Parametric study on the drag and heat flux reduction mechanism of forward-facing cavity on a blunt body in supersonic flows

Abstract

Drag and heat flux reduction is very important for the design of the hypersonic vehicle, and many novel strategies have been proposed recently. As one of the valid drag and heat flux reduction schemes, the forward-facing cavity has attracted an increasing attention for the scholars. In the current study, the influence of the cavity configuration on the drag and heat flux reduction mechanism of a blunt body has been investigated numerically by the two-dimensional axisymmetric Reynolds-averaged Navier–Stokes (RANS) equations coupled with the SST k–ω turbulence model, and the effects of the depth of the cavity and the angle of its trailing edge have been taken into consideration. At the same time, the numerical approaches employed in this paper have been validated against the available experimental data in the open literature, as well as the grid independency analysis.
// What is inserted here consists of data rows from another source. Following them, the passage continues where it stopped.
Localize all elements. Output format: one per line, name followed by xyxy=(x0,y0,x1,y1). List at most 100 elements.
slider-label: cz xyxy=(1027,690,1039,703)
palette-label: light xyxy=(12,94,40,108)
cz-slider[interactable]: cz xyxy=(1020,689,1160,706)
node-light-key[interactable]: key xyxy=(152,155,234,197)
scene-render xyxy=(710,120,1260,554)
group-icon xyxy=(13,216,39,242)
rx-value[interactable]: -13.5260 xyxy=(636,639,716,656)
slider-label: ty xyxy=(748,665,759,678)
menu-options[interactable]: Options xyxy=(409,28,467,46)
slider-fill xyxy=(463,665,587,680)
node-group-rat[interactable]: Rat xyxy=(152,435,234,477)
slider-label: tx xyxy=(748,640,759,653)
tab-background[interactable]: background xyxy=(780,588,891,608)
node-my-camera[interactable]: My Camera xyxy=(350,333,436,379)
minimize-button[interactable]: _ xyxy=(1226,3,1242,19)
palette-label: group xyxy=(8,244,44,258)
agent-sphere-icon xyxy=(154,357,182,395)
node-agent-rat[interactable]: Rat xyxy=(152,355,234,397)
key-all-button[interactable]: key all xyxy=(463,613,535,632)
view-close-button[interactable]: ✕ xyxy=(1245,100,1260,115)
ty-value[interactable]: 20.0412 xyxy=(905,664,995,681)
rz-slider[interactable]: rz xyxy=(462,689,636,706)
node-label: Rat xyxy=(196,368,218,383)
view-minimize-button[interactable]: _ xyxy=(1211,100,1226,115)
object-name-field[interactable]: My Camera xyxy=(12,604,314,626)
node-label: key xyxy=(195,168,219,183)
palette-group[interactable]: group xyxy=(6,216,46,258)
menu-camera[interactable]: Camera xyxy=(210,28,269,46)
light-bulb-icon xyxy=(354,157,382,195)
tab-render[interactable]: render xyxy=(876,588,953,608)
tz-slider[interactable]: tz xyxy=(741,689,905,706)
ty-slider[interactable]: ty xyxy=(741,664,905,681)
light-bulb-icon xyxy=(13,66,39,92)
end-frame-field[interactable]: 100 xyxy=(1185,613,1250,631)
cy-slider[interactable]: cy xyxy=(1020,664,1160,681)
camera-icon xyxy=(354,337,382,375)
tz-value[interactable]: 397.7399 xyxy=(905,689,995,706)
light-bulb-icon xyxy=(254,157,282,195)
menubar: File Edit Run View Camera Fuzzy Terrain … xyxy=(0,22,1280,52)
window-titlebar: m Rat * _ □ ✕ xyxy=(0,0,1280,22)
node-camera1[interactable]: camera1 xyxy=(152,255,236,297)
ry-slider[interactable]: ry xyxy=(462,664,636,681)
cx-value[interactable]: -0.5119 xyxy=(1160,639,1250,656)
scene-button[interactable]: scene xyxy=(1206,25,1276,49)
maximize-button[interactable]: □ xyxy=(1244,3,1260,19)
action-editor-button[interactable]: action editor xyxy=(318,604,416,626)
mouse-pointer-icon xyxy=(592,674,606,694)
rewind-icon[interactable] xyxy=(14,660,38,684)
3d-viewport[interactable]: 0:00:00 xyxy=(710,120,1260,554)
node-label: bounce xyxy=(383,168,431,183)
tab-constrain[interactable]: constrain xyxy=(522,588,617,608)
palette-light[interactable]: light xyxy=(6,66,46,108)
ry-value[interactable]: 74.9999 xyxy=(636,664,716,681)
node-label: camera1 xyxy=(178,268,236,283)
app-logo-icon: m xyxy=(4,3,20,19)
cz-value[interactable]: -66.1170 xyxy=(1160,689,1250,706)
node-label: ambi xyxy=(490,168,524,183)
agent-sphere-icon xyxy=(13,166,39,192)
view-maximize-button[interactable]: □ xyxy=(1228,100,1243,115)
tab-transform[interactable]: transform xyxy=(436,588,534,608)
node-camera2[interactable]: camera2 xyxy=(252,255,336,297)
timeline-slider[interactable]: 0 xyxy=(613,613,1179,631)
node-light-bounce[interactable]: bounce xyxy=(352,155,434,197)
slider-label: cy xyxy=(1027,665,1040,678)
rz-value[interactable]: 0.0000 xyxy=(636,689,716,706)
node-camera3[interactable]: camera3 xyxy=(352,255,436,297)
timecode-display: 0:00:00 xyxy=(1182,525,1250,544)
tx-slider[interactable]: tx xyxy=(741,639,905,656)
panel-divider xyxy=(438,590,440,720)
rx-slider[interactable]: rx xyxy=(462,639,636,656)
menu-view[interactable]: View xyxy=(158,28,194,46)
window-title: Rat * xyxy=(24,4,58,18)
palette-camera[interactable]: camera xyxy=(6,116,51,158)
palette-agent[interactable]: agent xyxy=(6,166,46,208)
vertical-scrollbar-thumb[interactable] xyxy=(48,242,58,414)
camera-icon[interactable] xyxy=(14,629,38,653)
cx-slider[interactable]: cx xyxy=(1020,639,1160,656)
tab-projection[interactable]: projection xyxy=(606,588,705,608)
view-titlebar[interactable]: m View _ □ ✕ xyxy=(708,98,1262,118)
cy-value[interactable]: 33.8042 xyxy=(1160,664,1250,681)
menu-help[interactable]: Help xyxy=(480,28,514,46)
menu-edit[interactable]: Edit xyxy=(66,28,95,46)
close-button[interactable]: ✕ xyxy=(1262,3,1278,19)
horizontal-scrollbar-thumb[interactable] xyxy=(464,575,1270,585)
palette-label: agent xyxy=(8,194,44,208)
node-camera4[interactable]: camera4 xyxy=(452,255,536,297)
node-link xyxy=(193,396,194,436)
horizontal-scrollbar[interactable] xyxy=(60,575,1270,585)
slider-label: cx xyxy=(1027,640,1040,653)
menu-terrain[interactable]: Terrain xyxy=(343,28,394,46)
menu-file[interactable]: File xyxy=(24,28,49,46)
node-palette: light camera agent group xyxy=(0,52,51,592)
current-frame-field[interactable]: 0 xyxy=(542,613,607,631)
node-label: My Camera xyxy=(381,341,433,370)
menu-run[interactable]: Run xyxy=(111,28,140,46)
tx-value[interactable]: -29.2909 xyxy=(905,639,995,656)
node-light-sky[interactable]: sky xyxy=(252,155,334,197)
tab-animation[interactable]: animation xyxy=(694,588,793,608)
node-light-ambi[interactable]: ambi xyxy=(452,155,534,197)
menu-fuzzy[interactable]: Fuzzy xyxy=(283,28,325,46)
The obtained results shows that the cavity configuration has only a slight impact on the drag reduction of the blunt body in the supersonic flow with the freestream Mach number being 3.98, and the maximum drag reduction coefficient is within 1.0%. The forward-facing cavity with L/D=4.0 and θ=45° is the most beneficial configuration for the heat flux reduction of the blunt body in the range considered in the current study, and it should be validated by the wind tunnel test in the near future.